Note: If the TSH is mildly out of range at screening (TSH < 15U/mL), the subject may have her dose adjusted (if already on exogenous therapy) or have therapy initiated as deemed appropriate by the subject's physician, followed by a 3-4 week period to allow adequate equilibration. The TSH may then be re-assayed for eligibility purposes after this stabilization period has been completed. The subject should not progress through subsequent V2 assessments until re-assay demonstrates the TSH is within acceptable protocol-defined limits. Subjects with suppressed levels of TSH, <0.1U/mL, may have dose adjustment if free T4 is in normal range, and they are on exogenous thyroxine therapy.
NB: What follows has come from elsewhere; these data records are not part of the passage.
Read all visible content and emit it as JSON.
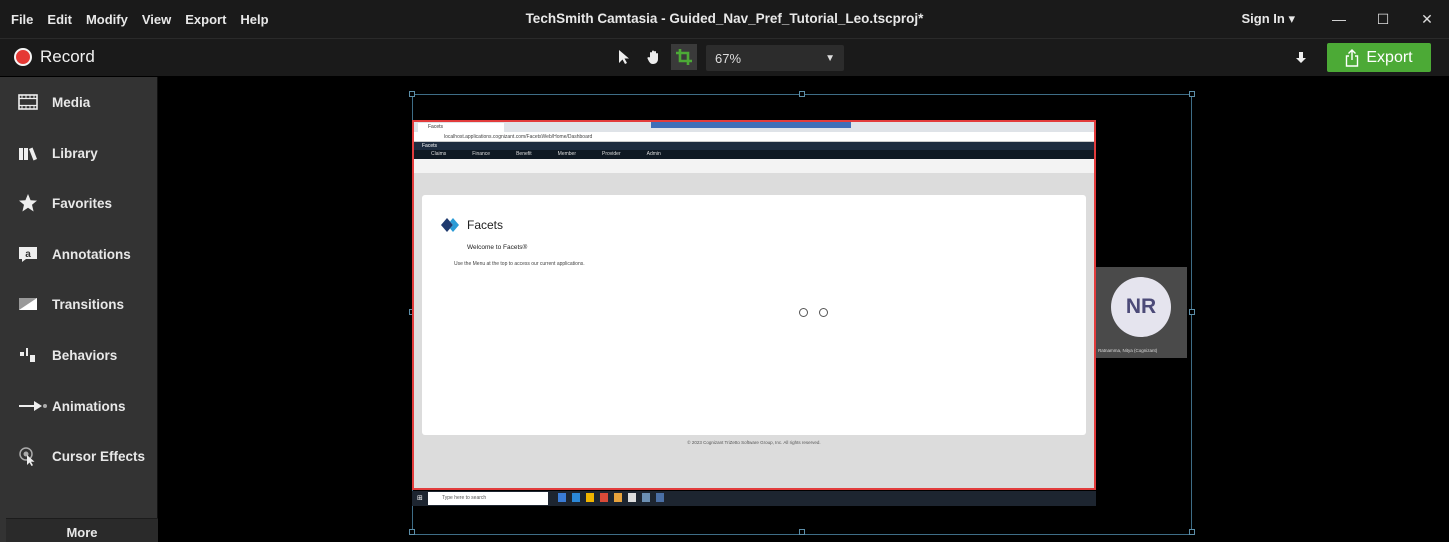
{
  "menu": [
    "File",
    "Edit",
    "Modify",
    "View",
    "Export",
    "Help"
  ],
  "window_title": "TechSmith Camtasia - Guided_Nav_Pref_Tutorial_Leo.tscproj*",
  "signin_label": "Sign In",
  "toolbar": {
    "record_label": "Record",
    "zoom_value": "67%",
    "export_label": "Export"
  },
  "sidebar": {
    "items": [
      {
        "label": "Media",
        "icon": "film-icon"
      },
      {
        "label": "Library",
        "icon": "library-icon"
      },
      {
        "label": "Favorites",
        "icon": "star-icon"
      },
      {
        "label": "Annotations",
        "icon": "annotation-icon"
      },
      {
        "label": "Transitions",
        "icon": "transition-icon"
      },
      {
        "label": "Behaviors",
        "icon": "behaviors-icon"
      },
      {
        "label": "Animations",
        "icon": "animation-icon"
      },
      {
        "label": "Cursor Effects",
        "icon": "cursor-effects-icon"
      }
    ],
    "more_label": "More"
  },
  "preview": {
    "browser_tab": "Facets",
    "address": "localhost.applications.cognizant.com/FacetsWeb/Home/Dashboard",
    "app_name": "Facets",
    "nav": [
      "Claims",
      "Finance",
      "Benefit",
      "Member",
      "Provider",
      "Admin"
    ],
    "logo_text": "Facets",
    "welcome": "Welcome to Facets®",
    "instruction": "Use the Menu at the top to access our current applications.",
    "copyright": "© 2023 Cognizant TriZetto Software Group, Inc. All rights reserved.",
    "taskbar_search": "Type here to search",
    "avatar_initials": "NR",
    "avatar_name": "Ratnamma, Nitya (Cognizant)"
  },
  "colors": {
    "export_green": "#4caa36",
    "record_red": "#e53935",
    "selection_border": "#e23c3c"
  }
}
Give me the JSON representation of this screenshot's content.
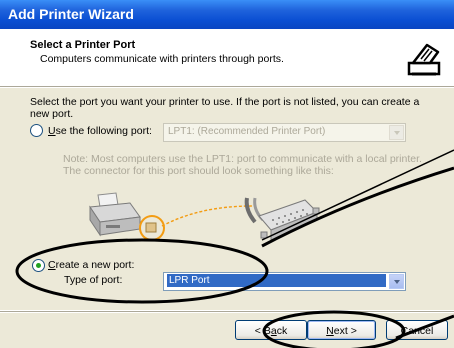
{
  "window": {
    "title": "Add Printer Wizard"
  },
  "header": {
    "title": "Select a Printer Port",
    "subtitle": "Computers communicate with printers through ports."
  },
  "body": {
    "instruction_line1": "Select the port you want your printer to use.  If the port is not listed, you can create a",
    "instruction_line2": "new port.",
    "use_port": {
      "label_u": "U",
      "label_rest": "se the following port:",
      "value": "LPT1: (Recommended Printer Port)",
      "selected": false
    },
    "note_line1": "Note: Most computers use the LPT1: port to communicate with a local printer.",
    "note_line2": "The connector for this port should look something like this:",
    "create_port": {
      "label_u": "C",
      "label_rest": "reate a new port:",
      "type_label": "Type of port:",
      "value": "LPR Port",
      "selected": true
    }
  },
  "footer": {
    "back_pre": "< B",
    "back_u": "a",
    "back_post": "ck",
    "next_u": "N",
    "next_post": "ext >",
    "cancel_label": "Cancel"
  },
  "colors": {
    "titlebar": "#0a46c2",
    "dialog_bg": "#ece9d8",
    "selection": "#316ac5",
    "radio_dot": "#21a121"
  },
  "icons": [
    "printer-header-icon",
    "printer-illustration",
    "parallel-cable-illustration",
    "chevron-down-icon"
  ]
}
• Has either a previous disease or current medical condition, which as judged by the investigator, may affect the interpretation of efficacy or safety data or which otherwise contraindicates participation in a clinical study with a new chemical entity. These diseases include, but are not limited to, cardiovascular disease, malignancy*, complex ovarian pathology, hepatic disease, renal disease, hematological disease, neurological disease, or endocrine disease. A subject with diabetes may be included if her diabetes is well controlled (i.e., HbA1c level is less than 8% at screening).
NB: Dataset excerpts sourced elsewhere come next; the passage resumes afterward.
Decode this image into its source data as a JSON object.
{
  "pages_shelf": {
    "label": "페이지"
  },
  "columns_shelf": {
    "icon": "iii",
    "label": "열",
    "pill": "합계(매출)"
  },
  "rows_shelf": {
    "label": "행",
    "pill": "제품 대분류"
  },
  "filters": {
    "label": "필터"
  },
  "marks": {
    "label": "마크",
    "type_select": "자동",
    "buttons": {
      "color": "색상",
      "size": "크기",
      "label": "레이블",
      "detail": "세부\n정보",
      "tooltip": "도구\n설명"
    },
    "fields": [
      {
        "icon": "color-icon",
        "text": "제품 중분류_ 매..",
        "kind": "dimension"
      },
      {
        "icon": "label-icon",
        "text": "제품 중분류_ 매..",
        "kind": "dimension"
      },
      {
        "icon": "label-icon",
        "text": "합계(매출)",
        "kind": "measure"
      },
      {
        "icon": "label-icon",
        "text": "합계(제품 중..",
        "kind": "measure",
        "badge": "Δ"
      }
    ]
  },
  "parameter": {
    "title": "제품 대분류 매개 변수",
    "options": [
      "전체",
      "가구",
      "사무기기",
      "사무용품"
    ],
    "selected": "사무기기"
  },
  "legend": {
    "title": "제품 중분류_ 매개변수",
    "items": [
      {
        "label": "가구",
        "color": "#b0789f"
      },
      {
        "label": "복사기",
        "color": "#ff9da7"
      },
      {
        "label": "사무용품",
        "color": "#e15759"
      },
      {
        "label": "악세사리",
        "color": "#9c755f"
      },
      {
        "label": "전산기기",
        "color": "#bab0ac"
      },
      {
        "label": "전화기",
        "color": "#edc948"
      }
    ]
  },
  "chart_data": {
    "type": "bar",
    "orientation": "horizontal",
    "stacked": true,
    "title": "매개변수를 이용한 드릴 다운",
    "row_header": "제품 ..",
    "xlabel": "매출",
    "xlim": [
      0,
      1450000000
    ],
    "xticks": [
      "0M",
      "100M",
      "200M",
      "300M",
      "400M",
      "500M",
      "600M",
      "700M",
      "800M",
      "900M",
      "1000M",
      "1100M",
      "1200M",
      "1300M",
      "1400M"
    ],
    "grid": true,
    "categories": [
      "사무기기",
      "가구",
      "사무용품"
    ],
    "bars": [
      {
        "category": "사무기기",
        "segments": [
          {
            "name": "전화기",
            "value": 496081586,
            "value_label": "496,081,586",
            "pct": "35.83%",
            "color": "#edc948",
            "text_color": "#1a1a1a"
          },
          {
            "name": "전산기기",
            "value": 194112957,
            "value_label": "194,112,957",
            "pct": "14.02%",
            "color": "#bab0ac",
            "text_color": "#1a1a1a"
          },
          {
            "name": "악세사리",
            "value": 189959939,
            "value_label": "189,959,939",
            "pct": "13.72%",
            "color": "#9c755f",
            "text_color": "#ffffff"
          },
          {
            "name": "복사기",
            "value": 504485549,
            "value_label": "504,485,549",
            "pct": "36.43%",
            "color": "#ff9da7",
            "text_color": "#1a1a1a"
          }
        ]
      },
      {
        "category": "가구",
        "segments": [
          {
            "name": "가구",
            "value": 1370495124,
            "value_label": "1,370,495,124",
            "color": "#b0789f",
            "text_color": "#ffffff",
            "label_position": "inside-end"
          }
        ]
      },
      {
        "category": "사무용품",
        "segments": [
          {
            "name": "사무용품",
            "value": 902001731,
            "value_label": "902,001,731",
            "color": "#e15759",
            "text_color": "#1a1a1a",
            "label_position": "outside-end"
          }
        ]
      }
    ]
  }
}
  *Note: Any history of malignancy within the past 5 years is exclusionary with the exception of basal cell (excluded if within the prior 2 years) or squamous cell (excluded if within the prior one year) carcinoma of the skin. Subjects with a prior malignancy who have had no evidence of disease for at least the past 5 years are eligible. Note that this timeframe does not apply to uterine, breast, and ovarian cancers which are defined in Exclusions 4 and 5 above.
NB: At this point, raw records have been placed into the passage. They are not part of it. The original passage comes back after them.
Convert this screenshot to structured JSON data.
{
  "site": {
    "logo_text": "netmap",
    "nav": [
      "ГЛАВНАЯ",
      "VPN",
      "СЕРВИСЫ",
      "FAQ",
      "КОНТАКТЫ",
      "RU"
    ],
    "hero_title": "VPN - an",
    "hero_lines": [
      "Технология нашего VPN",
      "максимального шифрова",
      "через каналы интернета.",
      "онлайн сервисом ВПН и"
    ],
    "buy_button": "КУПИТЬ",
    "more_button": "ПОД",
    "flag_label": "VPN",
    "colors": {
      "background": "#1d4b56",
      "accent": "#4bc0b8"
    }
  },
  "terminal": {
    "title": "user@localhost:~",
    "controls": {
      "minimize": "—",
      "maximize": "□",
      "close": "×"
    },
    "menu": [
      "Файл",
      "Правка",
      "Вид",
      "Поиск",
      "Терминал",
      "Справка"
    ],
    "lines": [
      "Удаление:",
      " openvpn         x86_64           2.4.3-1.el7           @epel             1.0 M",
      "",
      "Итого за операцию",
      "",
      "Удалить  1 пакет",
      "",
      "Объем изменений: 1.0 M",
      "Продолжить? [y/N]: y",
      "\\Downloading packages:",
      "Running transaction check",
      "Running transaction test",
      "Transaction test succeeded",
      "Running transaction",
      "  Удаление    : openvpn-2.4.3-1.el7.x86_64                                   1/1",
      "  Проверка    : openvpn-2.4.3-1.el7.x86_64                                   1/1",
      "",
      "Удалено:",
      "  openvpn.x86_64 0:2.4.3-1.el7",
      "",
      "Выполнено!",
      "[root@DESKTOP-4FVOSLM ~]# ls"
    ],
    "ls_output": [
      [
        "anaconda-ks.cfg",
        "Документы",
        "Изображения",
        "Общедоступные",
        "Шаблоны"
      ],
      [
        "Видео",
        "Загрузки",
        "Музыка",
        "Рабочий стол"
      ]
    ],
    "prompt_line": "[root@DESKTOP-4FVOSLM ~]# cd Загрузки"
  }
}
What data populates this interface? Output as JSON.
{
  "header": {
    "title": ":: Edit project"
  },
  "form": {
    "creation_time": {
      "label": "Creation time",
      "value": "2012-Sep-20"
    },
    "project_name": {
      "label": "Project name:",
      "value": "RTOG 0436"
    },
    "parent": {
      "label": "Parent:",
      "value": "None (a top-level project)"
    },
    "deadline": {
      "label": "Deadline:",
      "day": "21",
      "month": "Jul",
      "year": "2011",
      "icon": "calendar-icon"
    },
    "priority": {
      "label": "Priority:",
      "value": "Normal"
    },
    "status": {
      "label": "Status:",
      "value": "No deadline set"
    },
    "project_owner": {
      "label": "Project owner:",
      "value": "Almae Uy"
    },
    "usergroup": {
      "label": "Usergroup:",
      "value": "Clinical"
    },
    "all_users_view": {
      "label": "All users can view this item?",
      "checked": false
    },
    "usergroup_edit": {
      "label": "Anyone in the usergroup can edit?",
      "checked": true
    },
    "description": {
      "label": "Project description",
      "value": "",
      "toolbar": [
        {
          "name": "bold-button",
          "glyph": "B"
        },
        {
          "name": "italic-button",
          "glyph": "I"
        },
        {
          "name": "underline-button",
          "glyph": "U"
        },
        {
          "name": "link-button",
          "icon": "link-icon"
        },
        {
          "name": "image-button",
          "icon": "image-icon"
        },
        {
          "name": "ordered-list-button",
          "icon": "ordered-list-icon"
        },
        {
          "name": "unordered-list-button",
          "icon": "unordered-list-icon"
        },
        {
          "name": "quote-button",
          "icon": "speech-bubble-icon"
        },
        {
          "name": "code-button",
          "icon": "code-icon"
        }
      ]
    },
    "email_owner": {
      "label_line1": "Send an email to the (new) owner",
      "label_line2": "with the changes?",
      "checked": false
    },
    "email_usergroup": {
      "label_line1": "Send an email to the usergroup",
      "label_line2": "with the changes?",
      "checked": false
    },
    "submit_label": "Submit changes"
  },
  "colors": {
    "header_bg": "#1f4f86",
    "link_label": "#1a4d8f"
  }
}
• History of alcohol or substance abuse or dependence in the 12 months before screening as determined by the investigator.
• Positive results for hepatitis B surface antigen or hepatitis C antibodies as evaluated at screening Visit 1. Known history of HIV.
• Donation of blood in excess of 500mL within a 56-day period before screening.
• History or presence of allergy to the investigational product or drugs of this class (e.g., raloxifene), or history of drug or other allergy that, in the opinion of the physician responsible, contraindicates their participation.